Die meisten Impfstoffe sind heute Totimpfstoffe, bei deren Entwicklung nur ausgewählte Moleküle eines Erregers verwendet werden. Hergestellt werden sie oft mit Hilfe von Gentechnik. Solche Impfstoffe auf Proteinbasis enthalten einzelne, charakteristische Eiweiße eines Erregers, die eine Immunreaktion im Körper hervorrufen. Damit das funktioniert, werden meistens Wirkstoffverstärker, sogenannte Adjuvantien, hinzugefügt. Das gilt auch für sogenannte Polysaccharid-Impfstoffe, bei denen die Polysaccharide aus der Hülle eines Erregers verwendet werden, um eine Immunreaktion hervorzurufen. Um ihre Wirksamkeit zu erhöhen, werden Polysaccharide oft an Proteine gebunden. Man spricht von Konjugatimpfstoffen.
Bei der Herstellung klassischer Impfstoffe kommen Fermenter zum Einsatz.
Probenentnahme am Fermenter: Der größte Bioreaktor am Standort hat ein Fassungsvermögen von 1.500 Litern.

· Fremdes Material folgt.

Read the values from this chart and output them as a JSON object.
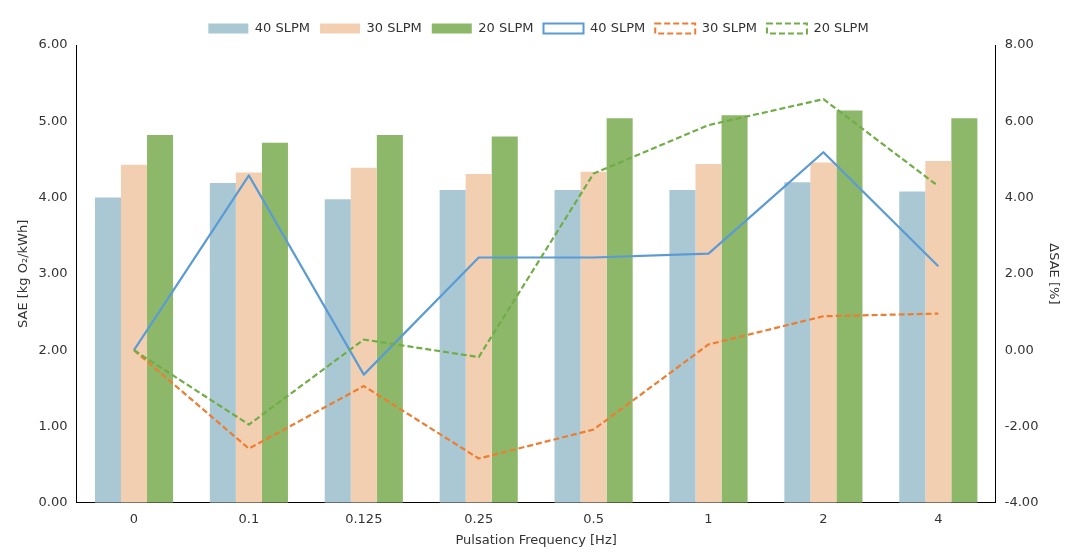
{
  "chart_data": {
    "type": "bar",
    "xlabel": "Pulsation Frequency [Hz]",
    "ylabel": "SAE [kg O₂/kWh]",
    "y2label": "ΔSAE [%]",
    "categories": [
      "0",
      "0.1",
      "0.125",
      "0.25",
      "0.5",
      "1",
      "2",
      "4"
    ],
    "series": [
      {
        "name": "40 SLPM",
        "color": "#a9c8d3",
        "values": [
          4.0,
          4.19,
          3.98,
          4.1,
          4.1,
          4.1,
          4.2,
          4.08
        ]
      },
      {
        "name": "30 SLPM",
        "color": "#f3cfb2",
        "values": [
          4.43,
          4.33,
          4.39,
          4.31,
          4.34,
          4.44,
          4.46,
          4.48
        ]
      },
      {
        "name": "20 SLPM",
        "color": "#8db86a",
        "values": [
          4.82,
          4.72,
          4.82,
          4.8,
          5.04,
          5.08,
          5.14,
          5.04
        ]
      },
      {
        "name": "40 SLPM",
        "type": "line",
        "axis": "y2",
        "color": "#5b9bd5",
        "line_style": "solid",
        "values": [
          0.0,
          4.58,
          -0.64,
          2.43,
          2.43,
          2.53,
          5.19,
          2.2
        ]
      },
      {
        "name": "30 SLPM",
        "type": "line",
        "axis": "y2",
        "color": "#ed7d31",
        "line_style": "dashed",
        "values": [
          0.0,
          -2.58,
          -0.94,
          -2.84,
          -2.08,
          0.15,
          0.89,
          0.96
        ]
      },
      {
        "name": "20 SLPM",
        "type": "line",
        "axis": "y2",
        "color": "#70ad47",
        "line_style": "dashed",
        "values": [
          0.0,
          -1.95,
          0.28,
          -0.18,
          4.63,
          5.9,
          6.58,
          4.3
        ]
      }
    ],
    "ylim": [
      0,
      6
    ],
    "yticks": [
      {
        "value": 0,
        "label": "0.00"
      },
      {
        "value": 1,
        "label": "1.00"
      },
      {
        "value": 2,
        "label": "2.00"
      },
      {
        "value": 3,
        "label": "3.00"
      },
      {
        "value": 4,
        "label": "4.00"
      },
      {
        "value": 5,
        "label": "5.00"
      },
      {
        "value": 6,
        "label": "6.00"
      }
    ],
    "y2lim": [
      -4,
      8
    ],
    "y2ticks": [
      {
        "value": -4,
        "label": "-4.00"
      },
      {
        "value": -2,
        "label": "-2.00"
      },
      {
        "value": 0,
        "label": "0.00"
      },
      {
        "value": 2,
        "label": "2.00"
      },
      {
        "value": 4,
        "label": "4.00"
      },
      {
        "value": 6,
        "label": "6.00"
      },
      {
        "value": 8,
        "label": "8.00"
      }
    ],
    "grid": false,
    "legend": "top",
    "marker": "none"
  }
}
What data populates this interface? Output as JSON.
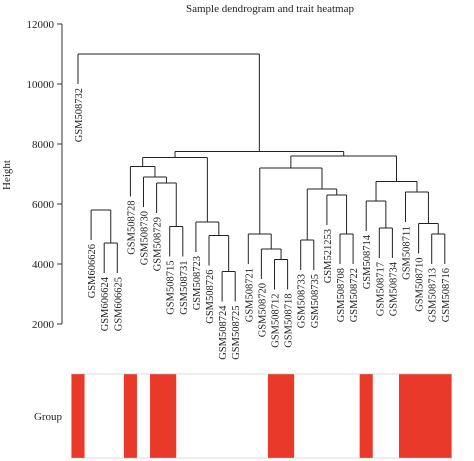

Regelmäßige Qualitätskontrolle: Impfstoff-Proben werden untersucht.
Eine neue Impfstoffklasse
Einen neuen Ansatz bieten genbasierte Impfstoffe. Hier werden keine Krankheitserreger – oder Teile davon – bei der Impfung injiziert. Die Impfstoffe enthalten lediglich die genetischen Informationen für die Herstellung eines einzelnen Antigens. Man unterscheidet zwischen mRNA-, DNA- und Vektorimpfstoffen.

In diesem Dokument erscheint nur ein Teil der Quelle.